Sunday, September 11, 2022

Kidnapped (1971)

You know the Robert Louis Stevenson tale: Scotland, shortly after the Battle of Culloden. Young David Balfour (Lawrence Douglas), after the death of both of his parents now without a family, introduces himself to his miserly uncle Ebenezer (Donald Pleasence), only to get sold into slavery by the sad old man unwilling to share a fortune that belongs by rights completely to David. Before his way to the indentured farming life in the colonies can get on its way, David falls in with Alan Breck (Michael Caine), a Bonnie Prince Charlie loyalist (the film never really uses the term “Jacobite”) on the run. Apart from a bit of a murderous disposition and the inability to understand his cause as lost, Alan’s a stand-up guy. He also really needs to get out of Scotland and get to France, where he plans on regrouping with whoever still wants another round of getting smashed by the English. Obviously, complications lie on the way for both men. The younger one will find true love in the form of Alan’s cousin Catriona Stewart (Vivian Heilbron), while the older man will find his conscience.

There’s quite a bit to like about Delbert Mann’s combined adaptation of Stevenson’s “Kidnapped” and its sequel “David Balfour/Catriona”. For one, the landscape photography is often genuinely striking. It not just looks pretty, it actually manages to add to the emotional weight of quite a few scenes in a pleasantly subtle manner. Also rather a joy is the bunch of great actors and character actors on screen, from Donald Pleasence to Gordon Jackson to Freddie Jones to Trevor Howard; most of them make a muddle of their Scottish accents, obviously, but that’s part of the fun of traditional adventure movies like this one. Speaking of accents, Michael Caine barely bothers with one, which seems to be the right decision, since his handful of pathos-filled speeches about bonnie Scotland are already melodramatic enough, and would become absurd with too much bad accent work.
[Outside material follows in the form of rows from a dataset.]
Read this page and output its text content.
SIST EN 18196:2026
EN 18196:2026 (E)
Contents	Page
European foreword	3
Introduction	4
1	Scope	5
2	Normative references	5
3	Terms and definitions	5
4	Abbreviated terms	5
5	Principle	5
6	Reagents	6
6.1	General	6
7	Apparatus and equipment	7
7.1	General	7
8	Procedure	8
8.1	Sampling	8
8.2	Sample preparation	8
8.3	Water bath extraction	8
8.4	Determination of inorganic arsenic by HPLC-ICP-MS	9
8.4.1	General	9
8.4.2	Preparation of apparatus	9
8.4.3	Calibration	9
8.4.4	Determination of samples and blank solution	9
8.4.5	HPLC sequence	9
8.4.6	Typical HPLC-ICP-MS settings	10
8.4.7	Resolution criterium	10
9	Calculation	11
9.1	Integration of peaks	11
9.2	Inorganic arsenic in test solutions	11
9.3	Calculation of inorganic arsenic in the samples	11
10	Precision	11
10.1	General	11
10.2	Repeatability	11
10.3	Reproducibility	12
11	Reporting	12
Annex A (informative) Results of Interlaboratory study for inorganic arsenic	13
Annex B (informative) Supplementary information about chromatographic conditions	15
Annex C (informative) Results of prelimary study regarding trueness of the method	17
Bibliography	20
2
Of course, Caine’s most convincing here when he is either brutal or companionable – the big speeches do tend to be a bit too much, in part because Jack Pulman’s script can’t quite hit the right tone for them, so that they sound pompous rather than dramatic and moving.

Which is a curious thing in a script whose main strength otherwise is tone. Not just in its ability to get the brightly colourful and imaginative tone of the film’s more action-heavy and adventurous first half just right but also in its willingness to be fair-minded to both sides of the political conflict here, avoiding to declare one side as the good guys and the other as the baddies, as would be rather more typical for an adventure movie. Kidnapped shows very little love for the oppression of the Scottish through the English, and demonstrates this in very 70s ways. Yet it is just as sceptical about the Jacobite side, who, after all, wasn’t simply fighting for Scottish independence but working hard to get yet another civil war on the British Isles going, with the end goal to exchange one inbred fool on a throne for another, with the population of the countries having to pay the price. Which is a rather 70s way of looking at the situation as well, come to think of it.

At the same time, the script shows a lot of respect for people like Alan who live so strongly by their principles and beliefs, even when it disagrees with them. Alas, this very interesting and complex view on questions of peace, war, independence and personal and political loyalty does suffer a bit from the film’s need to squeeze two novels into a running time of less than two hours, so that rather a lot of emotional and thematic work that would be better expressed via action has to be simply talked out. Particularly Alan’s final decision doesn’t quite work treated this way.

This talkiness results in Kidnapped being front-loaded with practically all of its – finely realized – action set pieces taking place in its first half, and most of its talky bits in the final one. It’s not a fatal flaw in this particular case because of the whole affair’s general interest, yet it is one that’s clear and obvious enough even the best will can’t ignore it.